Stonehenge Bluestone

 

I slide finger across Stonehenge

bluestone fleck.

The same every dawn

far from home,

brothers and sisters

scattered.

In the light the blue is mottled

mottled

 

like me.

 

Each caress connects to ancients,

to indescribable bigness

found in small stone.

Yearning for distant land,

my relic, me, wishes reunion.

 

I am left with the shard dancing,

my fingertip sighing into overcast sky,

heart beating for far away pillars. 

 

 

           Wing

                      To the girl who lost her ragdoll

                                 by the tree

 

  1.   Watch out for that torn wing, stuck

in the thicket.

She is the glitz of the night sky,

the quiet of the glade,

 

the dip and spin

of a dead butterfly

 

in the web.

 

Don’t touch her.

The web will wind

you back.

 

  1.   A fluttering,

a flicker of life,

the wing dances

 

in afternoon shadow,

the wind carries night.

           Dusk comes in dancing

           to a fairy song.

 

3.

           Have you lost your wing?

           It hangs at angles,

           not meant to be.

           Thyme and thistle.

           Dangle and tangle with me.

4.

           Wherever the wing blows

           she whistles.

           The music carried

           to a lonely tree.

          

           Your dropped ragdoll

shakes off the moss,

brushes away the cobwebs,

hurriedly stitches

on the wing.

It bends hesitantly,

then flaps hard.

The wind carries her off a fae. 

 

 

Shade

 

I blow on dandelion,

seeds rush off

as I twirl, falling into buttercups.

I want to be honeysuckle—wild—

on dark nights musk

rolling through hills,

not this orchid.

I want shadow and blood.

I lay in sunshine—imagine

crimson rolling from my veins,

scratch at them.
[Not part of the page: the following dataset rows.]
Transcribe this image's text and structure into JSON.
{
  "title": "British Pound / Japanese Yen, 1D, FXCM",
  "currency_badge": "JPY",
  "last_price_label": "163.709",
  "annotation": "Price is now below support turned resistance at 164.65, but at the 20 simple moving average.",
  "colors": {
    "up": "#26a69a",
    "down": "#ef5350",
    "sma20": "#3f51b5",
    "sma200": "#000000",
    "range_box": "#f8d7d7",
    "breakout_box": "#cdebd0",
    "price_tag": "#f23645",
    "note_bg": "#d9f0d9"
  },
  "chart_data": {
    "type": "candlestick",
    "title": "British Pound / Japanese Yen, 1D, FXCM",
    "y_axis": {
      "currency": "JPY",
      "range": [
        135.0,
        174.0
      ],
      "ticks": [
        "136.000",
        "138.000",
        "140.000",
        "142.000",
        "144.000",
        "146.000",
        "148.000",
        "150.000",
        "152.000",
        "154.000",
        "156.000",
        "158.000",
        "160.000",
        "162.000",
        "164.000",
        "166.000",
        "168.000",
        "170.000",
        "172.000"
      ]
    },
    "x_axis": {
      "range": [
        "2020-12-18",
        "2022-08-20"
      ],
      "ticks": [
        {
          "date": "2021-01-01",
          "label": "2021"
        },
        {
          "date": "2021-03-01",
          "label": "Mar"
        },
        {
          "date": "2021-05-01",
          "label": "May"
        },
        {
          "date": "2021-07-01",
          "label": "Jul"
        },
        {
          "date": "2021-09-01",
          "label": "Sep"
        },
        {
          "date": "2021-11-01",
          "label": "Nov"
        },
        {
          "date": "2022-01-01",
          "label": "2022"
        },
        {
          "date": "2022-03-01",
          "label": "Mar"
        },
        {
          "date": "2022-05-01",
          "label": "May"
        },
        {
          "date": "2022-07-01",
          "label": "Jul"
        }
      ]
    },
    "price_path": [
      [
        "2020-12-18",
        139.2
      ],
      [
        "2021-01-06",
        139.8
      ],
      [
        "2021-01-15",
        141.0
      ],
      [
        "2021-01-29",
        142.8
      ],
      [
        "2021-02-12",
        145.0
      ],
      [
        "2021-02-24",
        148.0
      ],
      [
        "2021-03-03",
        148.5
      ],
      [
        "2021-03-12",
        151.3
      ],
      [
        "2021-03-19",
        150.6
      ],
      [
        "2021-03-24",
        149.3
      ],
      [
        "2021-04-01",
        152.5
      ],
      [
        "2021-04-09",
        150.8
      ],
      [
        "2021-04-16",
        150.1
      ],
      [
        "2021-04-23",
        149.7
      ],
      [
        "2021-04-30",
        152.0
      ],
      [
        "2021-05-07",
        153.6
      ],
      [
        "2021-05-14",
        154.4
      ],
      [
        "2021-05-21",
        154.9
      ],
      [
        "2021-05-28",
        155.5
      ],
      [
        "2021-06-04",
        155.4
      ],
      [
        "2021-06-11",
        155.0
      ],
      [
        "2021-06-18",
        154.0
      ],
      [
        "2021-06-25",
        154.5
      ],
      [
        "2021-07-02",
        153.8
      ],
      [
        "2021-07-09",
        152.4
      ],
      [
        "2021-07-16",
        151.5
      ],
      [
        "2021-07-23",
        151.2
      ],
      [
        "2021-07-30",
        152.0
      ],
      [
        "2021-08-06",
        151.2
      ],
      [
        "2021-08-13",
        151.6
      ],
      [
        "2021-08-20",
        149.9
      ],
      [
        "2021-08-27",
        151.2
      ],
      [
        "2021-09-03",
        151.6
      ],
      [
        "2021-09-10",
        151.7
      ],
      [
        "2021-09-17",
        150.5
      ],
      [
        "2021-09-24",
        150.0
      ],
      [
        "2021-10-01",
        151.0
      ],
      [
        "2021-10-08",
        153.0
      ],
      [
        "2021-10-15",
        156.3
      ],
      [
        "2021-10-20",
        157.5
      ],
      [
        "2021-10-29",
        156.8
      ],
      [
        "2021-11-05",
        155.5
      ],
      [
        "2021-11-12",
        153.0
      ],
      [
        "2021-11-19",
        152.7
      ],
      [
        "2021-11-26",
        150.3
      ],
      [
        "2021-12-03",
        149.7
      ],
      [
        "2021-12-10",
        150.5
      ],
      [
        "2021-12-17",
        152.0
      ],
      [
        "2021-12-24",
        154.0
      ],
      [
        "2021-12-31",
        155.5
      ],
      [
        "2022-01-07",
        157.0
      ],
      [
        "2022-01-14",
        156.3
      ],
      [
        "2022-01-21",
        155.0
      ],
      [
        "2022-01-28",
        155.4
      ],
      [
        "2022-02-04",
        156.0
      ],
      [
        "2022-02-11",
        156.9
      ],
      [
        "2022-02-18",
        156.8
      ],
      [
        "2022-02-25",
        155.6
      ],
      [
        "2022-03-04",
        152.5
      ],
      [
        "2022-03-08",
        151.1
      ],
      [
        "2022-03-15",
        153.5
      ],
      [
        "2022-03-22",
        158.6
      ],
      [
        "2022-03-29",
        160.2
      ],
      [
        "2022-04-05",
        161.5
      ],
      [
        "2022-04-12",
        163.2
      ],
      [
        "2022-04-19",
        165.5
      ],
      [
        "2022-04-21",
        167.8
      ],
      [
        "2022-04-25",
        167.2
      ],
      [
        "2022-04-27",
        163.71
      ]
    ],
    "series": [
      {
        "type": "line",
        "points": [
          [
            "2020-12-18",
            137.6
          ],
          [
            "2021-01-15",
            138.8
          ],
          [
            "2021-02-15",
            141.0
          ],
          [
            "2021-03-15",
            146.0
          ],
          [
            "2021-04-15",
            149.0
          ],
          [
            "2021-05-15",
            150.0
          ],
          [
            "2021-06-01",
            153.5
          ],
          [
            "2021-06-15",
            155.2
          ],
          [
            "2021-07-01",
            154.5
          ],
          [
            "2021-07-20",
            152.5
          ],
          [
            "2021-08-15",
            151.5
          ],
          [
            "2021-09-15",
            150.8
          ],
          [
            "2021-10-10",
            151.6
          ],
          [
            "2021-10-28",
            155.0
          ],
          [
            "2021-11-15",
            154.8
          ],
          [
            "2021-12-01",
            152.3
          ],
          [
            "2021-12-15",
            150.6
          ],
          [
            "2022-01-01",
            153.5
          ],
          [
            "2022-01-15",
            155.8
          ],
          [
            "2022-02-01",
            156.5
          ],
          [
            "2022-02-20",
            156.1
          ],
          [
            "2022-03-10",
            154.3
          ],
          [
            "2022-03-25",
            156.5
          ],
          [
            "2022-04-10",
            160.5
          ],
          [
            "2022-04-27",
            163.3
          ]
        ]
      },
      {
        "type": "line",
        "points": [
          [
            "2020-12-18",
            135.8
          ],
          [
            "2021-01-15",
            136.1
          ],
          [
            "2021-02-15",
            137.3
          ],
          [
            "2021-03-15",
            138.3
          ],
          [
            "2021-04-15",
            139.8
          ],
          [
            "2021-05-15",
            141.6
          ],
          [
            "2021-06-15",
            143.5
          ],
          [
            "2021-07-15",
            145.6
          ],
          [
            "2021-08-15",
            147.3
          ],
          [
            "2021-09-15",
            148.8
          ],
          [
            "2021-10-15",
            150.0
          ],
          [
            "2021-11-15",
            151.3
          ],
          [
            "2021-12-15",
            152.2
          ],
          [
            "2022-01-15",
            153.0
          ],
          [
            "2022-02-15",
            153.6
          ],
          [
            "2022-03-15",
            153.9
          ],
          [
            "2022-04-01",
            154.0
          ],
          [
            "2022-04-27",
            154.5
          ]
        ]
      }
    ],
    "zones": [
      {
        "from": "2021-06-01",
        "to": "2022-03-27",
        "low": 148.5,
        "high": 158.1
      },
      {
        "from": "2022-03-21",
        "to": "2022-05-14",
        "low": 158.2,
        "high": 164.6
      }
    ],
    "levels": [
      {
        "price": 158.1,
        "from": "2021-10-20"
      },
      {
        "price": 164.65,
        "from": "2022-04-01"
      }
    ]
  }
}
Watch them trickle.

I want to be captured, bitten and drained.

Eyes wide, sky blue, haze of flowers, I feel fire.

I wait.




Kim Malinowski is a lover of words. Her collection Home was published by Kelsay Books and her chapbook Death: A Love Story was published by Flutter Press. Her work has appeared in Mookychick, Amethyst Review, Songs of Eretz, BLUEPEPPER, Gramarye, Enchanted Living, and others. She writes because the alternative is unthinkable.